Mentoring and coaching the developers, and other testers, in testing is a lot of the same as being a cheerleader. We all have to think and test as a team, and collaborate with our customers.
One of the agile testing principles is testing as a team, we also have developers in the team, so how do we engage developers to be more interested in testing?
Testers are much like cheerleaders, we cheer when we find bugs, because we know we have done something right, but we also cheer when we have tested every possible outcome and it looks like the developers code is working well. Cheerleading is not about pretty girls dressing up with poms, it is one of the hardest and most dangerous sports. It is all about blood, sweat, tears, and most important of all; teamwork. When I test, the developers and I can cry of joy when something finally works, and sweat when it looks like something is wrong. It is the teamwork between the developer and tester that can decide if the project is working well or not.
My master was about large scale agile and the success factors in it, with focus on whole team thinking, about how the whole team must work together with the same mindset. In large scale agile there are several teams, and for my team the testers and developers almost worked like they were separate teams. Whole team thinking is something that I feel works well when I think about how I want my development team, or cheerleading team, to work. There is no I in team. Just like we testers do not have anything to test without developers developing the code, the flyers in cheerleading cannot fly without bases lifting and throwing them in the air. Getting the developers to test also help with their interactions with the customer, because they need to understand the system they are testing and developing.

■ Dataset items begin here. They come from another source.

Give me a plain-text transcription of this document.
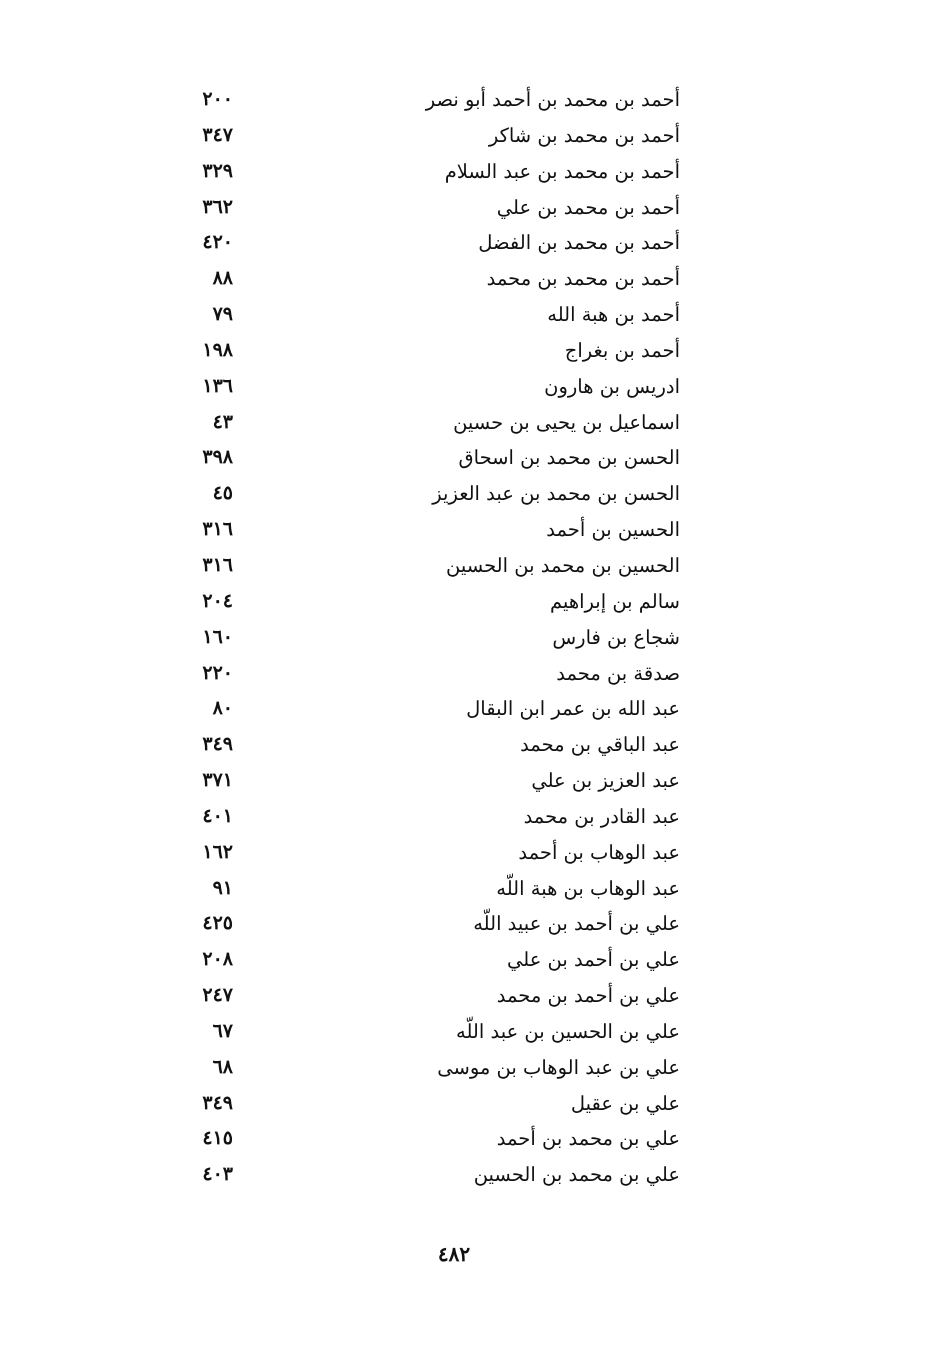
أحمد بن محمد بن أحمد أبو نصر
٢٠٠
أحمد بن محمد بن شاكر
٣٤٧
أحمد بن محمد بن عبد السلام
٣٢٩
أحمد بن محمد بن علي
٣٦٢
أحمد بن محمد بن الفضل
٤٢٠
أحمد بن محمد بن محمد
٨٨
أحمد بن هبة الله
٧٩
أحمد بن بغراج
١٩٨
ادريس بن هارون
١٣٦
اسماعيل بن يحيى بن حسين
٤٣
الحسن بن محمد بن اسحاق
٣٩٨
الحسن بن محمد بن عبد العزيز
٤٥
الحسين بن أحمد
٣١٦
الحسين بن محمد بن الحسين
٣١٦
سالم بن إبراهيم
٢٠٤
شجاع بن فارس
١٦٠
صدقة بن محمد
٢٢٠
عبد الله بن عمر ابن البقال
٨٠
عبد الباقي بن محمد
٣٤٩
عبد العزيز بن علي
٣٧١
عبد القادر بن محمد
٤٠١
عبد الوهاب بن أحمد
١٦٢
عبد الوهاب بن هبة اللّه
٩١
علي بن أحمد بن عبيد اللّه
٤٢٥
علي بن أحمد بن علي
٢٠٨
علي بن أحمد بن محمد
٢٤٧
علي بن الحسين بن عبد اللّه
٦٧
علي بن عبد الوهاب بن موسى
٦٨
علي بن عقيل
٣٤٩
علي بن محمد بن أحمد
٤١٥
علي بن محمد بن الحسين
٤٠٣
٤٨٢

I would like to share how I can use the things my team and I do in cheerleading, in my development team, coaching and mentoring the developers in testing as a team. No matter how hard we work, we could still find mistakes, but we could also get lucky. And why should we testers not cheer for our developers? If we cheer for each other we can get better understanding for each other, have a better environment, less stress, and a better product to present to our customer.